Benim başım kel değil ya

Kabataş’ı ben de yazacağım benim başım kel değil ya! 
Aslında beni bu yazıyı yazmaya sevk eden şey şu; bir şey vurgulanmıyor. En önemli olan şey, herkes bir tarafını anlatıyor. Fili anlattıkları gibi, kimi baldırlardaki 2 tane taze morluğu anlatıyor ki rapor hadiseden 5 gün sonra alınmış. Morluğun o kadar taze olması elbette tabii değil. Kimi adamların başlarına sardıkları bandanaları, kimi çıplaklıklarını, kimi de eldivenlerini.
Aslında en ufak bir zeka kırıntısı olmayan hatta aptalca düzenlenmiş bir senaryo. Bazıları bunu yandaş bir kadın yazarın, bazıları da katıldığı programda sık sık başkalarının sözünü kesen bir erkek gazetecinin yazdığını söylüyor, kimileri de polis yazmıştır diyor. 

***

Kabataş’ı bilirsiniz; vapur iskelesinden dolayı İstanbul’un en kalabalık yerlerinden biridir. Şimdi düşünün; bir kadın orada bekliyor, başında da örtüsü var arabada da çocuğu.

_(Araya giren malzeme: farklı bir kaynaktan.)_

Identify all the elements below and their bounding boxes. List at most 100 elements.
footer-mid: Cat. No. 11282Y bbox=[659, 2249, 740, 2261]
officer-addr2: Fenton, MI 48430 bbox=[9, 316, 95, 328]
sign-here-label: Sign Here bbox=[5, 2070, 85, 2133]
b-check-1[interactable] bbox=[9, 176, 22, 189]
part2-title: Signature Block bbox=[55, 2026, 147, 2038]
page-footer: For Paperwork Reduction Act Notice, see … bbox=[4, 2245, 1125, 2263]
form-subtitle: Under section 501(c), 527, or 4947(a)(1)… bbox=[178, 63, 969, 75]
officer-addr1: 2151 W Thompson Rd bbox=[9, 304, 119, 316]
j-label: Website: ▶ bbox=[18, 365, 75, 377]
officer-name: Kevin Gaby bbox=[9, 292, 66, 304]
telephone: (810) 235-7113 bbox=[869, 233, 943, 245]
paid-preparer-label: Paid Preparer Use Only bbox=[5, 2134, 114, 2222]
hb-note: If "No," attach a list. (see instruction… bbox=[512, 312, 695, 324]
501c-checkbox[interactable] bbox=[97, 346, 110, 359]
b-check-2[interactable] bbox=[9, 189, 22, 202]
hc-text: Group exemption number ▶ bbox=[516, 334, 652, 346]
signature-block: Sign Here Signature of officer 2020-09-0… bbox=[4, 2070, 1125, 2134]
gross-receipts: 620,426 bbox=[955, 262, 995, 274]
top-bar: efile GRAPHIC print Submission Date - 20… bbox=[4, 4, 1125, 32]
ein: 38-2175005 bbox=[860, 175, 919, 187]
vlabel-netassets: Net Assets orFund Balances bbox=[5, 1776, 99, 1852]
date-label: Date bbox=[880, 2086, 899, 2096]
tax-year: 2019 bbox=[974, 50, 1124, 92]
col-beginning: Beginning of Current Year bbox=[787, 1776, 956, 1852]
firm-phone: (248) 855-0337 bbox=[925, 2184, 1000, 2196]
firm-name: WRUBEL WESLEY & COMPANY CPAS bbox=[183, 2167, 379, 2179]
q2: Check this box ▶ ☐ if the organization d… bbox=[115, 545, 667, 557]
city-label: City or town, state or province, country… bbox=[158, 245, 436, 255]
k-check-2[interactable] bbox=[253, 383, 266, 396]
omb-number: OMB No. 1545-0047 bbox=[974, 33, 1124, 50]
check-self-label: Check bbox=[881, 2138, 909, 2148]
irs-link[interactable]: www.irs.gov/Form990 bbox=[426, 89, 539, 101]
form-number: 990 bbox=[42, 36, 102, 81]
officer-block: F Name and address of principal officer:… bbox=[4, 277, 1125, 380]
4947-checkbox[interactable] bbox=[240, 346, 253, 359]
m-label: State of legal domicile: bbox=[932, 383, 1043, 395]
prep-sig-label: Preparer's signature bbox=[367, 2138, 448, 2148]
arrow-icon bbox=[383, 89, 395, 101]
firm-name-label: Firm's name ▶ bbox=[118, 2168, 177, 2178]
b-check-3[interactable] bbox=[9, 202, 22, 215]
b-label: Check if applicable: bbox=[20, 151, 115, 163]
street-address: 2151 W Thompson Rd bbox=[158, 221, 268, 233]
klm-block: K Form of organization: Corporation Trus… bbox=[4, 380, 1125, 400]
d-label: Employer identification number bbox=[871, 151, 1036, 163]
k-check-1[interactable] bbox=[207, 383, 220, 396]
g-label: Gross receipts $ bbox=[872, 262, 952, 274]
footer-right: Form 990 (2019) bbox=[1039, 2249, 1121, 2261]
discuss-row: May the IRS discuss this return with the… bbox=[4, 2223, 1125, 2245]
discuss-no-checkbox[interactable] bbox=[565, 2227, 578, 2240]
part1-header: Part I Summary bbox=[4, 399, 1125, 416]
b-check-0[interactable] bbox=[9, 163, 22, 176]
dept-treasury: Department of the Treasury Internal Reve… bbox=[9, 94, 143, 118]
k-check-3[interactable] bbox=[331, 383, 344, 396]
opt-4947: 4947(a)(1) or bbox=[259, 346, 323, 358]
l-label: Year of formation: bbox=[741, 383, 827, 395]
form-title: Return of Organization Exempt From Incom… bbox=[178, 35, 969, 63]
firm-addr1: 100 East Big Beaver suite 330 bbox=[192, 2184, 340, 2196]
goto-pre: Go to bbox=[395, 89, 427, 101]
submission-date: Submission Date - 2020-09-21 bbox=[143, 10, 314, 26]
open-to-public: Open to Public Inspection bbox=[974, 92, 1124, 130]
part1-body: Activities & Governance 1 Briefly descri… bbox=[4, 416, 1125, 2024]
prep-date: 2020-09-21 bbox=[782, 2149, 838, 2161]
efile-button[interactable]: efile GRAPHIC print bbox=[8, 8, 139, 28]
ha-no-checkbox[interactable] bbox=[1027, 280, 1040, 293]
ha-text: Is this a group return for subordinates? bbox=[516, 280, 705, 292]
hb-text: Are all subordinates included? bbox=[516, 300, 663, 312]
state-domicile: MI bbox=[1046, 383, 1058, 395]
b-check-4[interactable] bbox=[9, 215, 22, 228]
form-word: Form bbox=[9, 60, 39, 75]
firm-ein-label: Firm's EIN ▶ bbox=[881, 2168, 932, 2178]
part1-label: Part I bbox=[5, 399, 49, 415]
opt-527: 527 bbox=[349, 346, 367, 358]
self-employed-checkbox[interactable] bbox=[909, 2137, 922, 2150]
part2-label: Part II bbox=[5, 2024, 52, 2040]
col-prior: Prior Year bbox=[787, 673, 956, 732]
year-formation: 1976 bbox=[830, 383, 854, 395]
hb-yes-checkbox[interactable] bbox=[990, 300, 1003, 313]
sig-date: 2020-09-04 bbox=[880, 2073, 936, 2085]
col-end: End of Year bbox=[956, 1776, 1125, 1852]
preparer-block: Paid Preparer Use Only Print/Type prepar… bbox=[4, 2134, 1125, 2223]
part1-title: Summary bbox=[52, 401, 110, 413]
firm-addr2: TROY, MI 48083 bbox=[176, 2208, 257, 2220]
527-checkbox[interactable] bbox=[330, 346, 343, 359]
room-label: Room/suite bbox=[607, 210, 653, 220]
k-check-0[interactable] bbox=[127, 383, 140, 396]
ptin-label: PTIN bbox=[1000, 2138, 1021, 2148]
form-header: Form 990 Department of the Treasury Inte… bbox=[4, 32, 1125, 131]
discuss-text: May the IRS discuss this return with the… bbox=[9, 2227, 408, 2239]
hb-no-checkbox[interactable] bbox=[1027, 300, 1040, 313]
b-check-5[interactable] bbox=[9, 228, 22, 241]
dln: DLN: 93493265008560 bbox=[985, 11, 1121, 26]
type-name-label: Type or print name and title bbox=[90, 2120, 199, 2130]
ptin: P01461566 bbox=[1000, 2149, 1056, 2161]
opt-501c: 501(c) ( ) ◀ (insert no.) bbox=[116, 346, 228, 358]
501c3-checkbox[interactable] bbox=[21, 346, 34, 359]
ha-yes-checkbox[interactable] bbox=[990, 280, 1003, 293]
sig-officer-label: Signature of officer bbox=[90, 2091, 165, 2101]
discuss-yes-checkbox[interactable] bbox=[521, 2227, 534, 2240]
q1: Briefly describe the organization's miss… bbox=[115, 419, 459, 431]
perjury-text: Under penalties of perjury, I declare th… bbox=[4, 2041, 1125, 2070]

Ve bu kadına tacizde bulunuluyor. Onlar yazmaya utanmamış, ben de utanmamaya karar verdim. Özür dilerim, iş o kadar açık saçık halde anlatılmış ki adamın ..................nı, kadının orasına burasına sürttüğü anlatılıyor. Allah aşkına böyle bir hadise olur da, oraya binlerce kişi toplanmaz mı? Ve o binlerce kişi İtalyanların Mussolini’ye yaptıkları gibi adamları parçalayıp ağaç dallarına asmazlar mı? Bunun üzerinde kimse durmuyor. Bütün o anlatılan ayıp şeyler olurken demek ki yolcular gelip geçiyormuş o kadının yanından. Aptallığın derecesini görüyor musunuz? Ve kimi gazeteciler de bu aptal senaryoyu dinleyip, kusuyorlar. 
İşler ne yazık ki AKP iktidarı döneminde bu hale geldi. Seviye bu kadar düştü. 
Başbakan eskiden “darbe”,“darbe”, “darbe” derdi şimdi bu yenilendi “paralel”,“paralel”,“paralel” diyor. O da eskimek üzere yeni slogan “Kabataş”,“Kabataş”,“Kabataş”. 

***

İktidarın son başarısı (!) internet yasağı oldu. Hem de çifte kavrulmuş tarafından. Cumhurbaşkanı bilmem kaç bin takipçi kaybetmeyi göze alarak bu yasayı imzaladı. 
Bu, iktidarın kurnazlığıdır, halk nasıl olsa unutur derler. Eski camlar bardak oldu farkında değiller mi? Halk, Gezi direnişi gibi bir ahlak abidesini gördü yaşadı bir kere. Artık, yeni yapılanları onunla mukayese etmeden hafızasına yerleştirmiyor. Milyonlarca insanın oluşturduğu o Gezi direnişinde bir tek taciz, bir tek gasp, bir tek hırsızlık, bir tek kavga, bir tek küfür olmadı. Bu bizim halkımızın eseri. % 50’ler gibi bağlayamadığınız, eve kapatamadığınız halkımızın eseri.
Herkes şimdi bu Kabataş işine gülüyor. Ben gülemiyorum, çünkü Gezicilerin o harika esprilerine, şakalarına, şarkılarına alıştım. O zekayı, o edebi terbiyeyi arıyorum.